Aya Rodriguez-Izumi's Wish
For its first artist commission, PULSE360 brings Aya Rodriguez-Izumi's popular Wish performance and installation from PULSE Miami Beach 2017 to New York's Armory Week.
Friday, March 9: 4PM-6PM
Saturday, March 10: 1PM-3PM
Sunday, March 11: 1PM-3PM
The installation will be visible from the street, daily, March 9 - March 22 from 10AM-6PM.
266 West 37th Street, NYC
For PULSE360's first artist commission, Aya Rodriguez-Izumi brings Wish to New York. The piece, which was first shown at PULSE Miami Beach 2017 as part of PROJECTS, engages the audience by asking them to write a wish on a wooden plaque. Wishes collected through various iterations of the work will be burned in a culminating performance, relieving participants of their wishes and destroying any evidence that the performance ever took place.
Wish is an audience participation and installation piece based on the Japanese tradition of the Ema — a wooden wishing plaque onto which worshippers write prayers, wishes and gratitudes. After New Years during the festival Setsubun, such good luck charms from the previous year are ceremonially burned in the annual ritual Otakiage. The burning of the ema is a symbolic gesture that liberates the wish from it’s writer.
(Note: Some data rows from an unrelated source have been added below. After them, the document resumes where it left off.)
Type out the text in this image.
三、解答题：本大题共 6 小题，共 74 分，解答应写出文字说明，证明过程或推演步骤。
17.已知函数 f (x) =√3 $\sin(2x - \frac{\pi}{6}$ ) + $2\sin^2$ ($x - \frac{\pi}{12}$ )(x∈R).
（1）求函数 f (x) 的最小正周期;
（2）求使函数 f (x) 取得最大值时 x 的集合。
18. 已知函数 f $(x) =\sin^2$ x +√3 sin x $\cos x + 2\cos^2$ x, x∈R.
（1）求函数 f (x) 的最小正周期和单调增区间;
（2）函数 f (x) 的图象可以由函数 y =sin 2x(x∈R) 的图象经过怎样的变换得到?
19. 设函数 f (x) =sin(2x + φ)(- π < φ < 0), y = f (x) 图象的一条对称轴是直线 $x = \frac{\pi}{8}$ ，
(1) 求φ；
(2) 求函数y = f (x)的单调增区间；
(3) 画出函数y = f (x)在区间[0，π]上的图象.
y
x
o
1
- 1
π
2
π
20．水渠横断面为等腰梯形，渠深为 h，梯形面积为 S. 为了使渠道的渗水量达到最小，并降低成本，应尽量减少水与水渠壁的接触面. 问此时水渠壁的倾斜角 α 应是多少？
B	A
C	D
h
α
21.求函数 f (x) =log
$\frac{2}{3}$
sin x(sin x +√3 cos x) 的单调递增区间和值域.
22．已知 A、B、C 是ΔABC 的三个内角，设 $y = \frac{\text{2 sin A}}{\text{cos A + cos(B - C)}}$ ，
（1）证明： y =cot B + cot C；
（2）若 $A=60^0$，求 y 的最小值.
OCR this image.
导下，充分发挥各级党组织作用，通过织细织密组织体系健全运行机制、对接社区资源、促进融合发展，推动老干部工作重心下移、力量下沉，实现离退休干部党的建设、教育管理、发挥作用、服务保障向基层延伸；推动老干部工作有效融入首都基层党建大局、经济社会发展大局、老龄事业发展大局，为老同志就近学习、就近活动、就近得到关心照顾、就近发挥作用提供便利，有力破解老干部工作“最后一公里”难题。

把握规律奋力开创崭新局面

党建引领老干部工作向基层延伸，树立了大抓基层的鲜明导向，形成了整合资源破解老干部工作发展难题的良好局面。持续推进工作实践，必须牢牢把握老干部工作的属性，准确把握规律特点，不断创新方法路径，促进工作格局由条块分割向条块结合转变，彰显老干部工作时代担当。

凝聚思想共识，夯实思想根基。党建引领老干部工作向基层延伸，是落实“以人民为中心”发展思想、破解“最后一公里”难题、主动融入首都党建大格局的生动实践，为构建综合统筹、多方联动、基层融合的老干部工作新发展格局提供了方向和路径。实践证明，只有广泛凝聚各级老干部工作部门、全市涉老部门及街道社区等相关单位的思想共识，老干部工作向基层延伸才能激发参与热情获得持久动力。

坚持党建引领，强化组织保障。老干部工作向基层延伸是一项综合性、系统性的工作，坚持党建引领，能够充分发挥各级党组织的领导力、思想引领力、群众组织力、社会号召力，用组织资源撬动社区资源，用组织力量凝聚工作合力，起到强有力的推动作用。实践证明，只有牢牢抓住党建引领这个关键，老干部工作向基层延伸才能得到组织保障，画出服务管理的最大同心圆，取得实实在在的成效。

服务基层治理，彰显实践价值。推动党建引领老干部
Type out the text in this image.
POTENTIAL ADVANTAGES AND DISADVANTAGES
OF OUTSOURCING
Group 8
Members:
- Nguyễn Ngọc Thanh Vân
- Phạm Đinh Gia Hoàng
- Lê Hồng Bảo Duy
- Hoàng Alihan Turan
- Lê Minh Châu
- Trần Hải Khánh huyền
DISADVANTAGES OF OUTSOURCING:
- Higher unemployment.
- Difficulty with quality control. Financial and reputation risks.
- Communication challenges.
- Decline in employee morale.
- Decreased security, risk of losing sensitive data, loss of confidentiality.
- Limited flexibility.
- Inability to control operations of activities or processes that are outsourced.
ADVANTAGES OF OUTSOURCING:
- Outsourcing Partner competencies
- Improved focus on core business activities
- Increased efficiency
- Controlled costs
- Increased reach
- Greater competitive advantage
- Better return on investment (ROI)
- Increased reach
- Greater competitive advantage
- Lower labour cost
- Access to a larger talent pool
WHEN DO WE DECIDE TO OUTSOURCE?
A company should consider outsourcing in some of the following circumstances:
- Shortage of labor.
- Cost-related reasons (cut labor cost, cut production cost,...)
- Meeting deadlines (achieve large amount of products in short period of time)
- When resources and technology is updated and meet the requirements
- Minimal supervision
In its sister ceremonies the donko-yaki that takes place during the same festival, the bonfire is used by the community to come together to cook and eat new years mochi.
For Wish, Rodriguez-Izumi will create an experience that references this communal ritualistic process in a quotidian manner. Visitors during performance times will be prompted to pen a wish, hope or dream they have for the future. How this simple prompt is interpreted will vary. These adorned plaques will be tied onto a wooden structure reminiscent of what would be found at a temple, creating an installation that changes and expands throughout the course of its exhibition. During the performance times the artist will be present, dressed in pink to signal that she is also part of the piece. Her goal is to facilitate communal communication with and between visitors, asking them what their wishes are and creating a constellation of dialogue. Later this year, the used wooden talismans will be burned outdoors, symbolically relieving the public of the burden of their longings with fire and smoke, elements of cleansing. Marshmallows will also be offered at this public bonfire. This makes the physical aspect of Wish a unique event, the remnant and evidence of this performance exists only through ash and experience.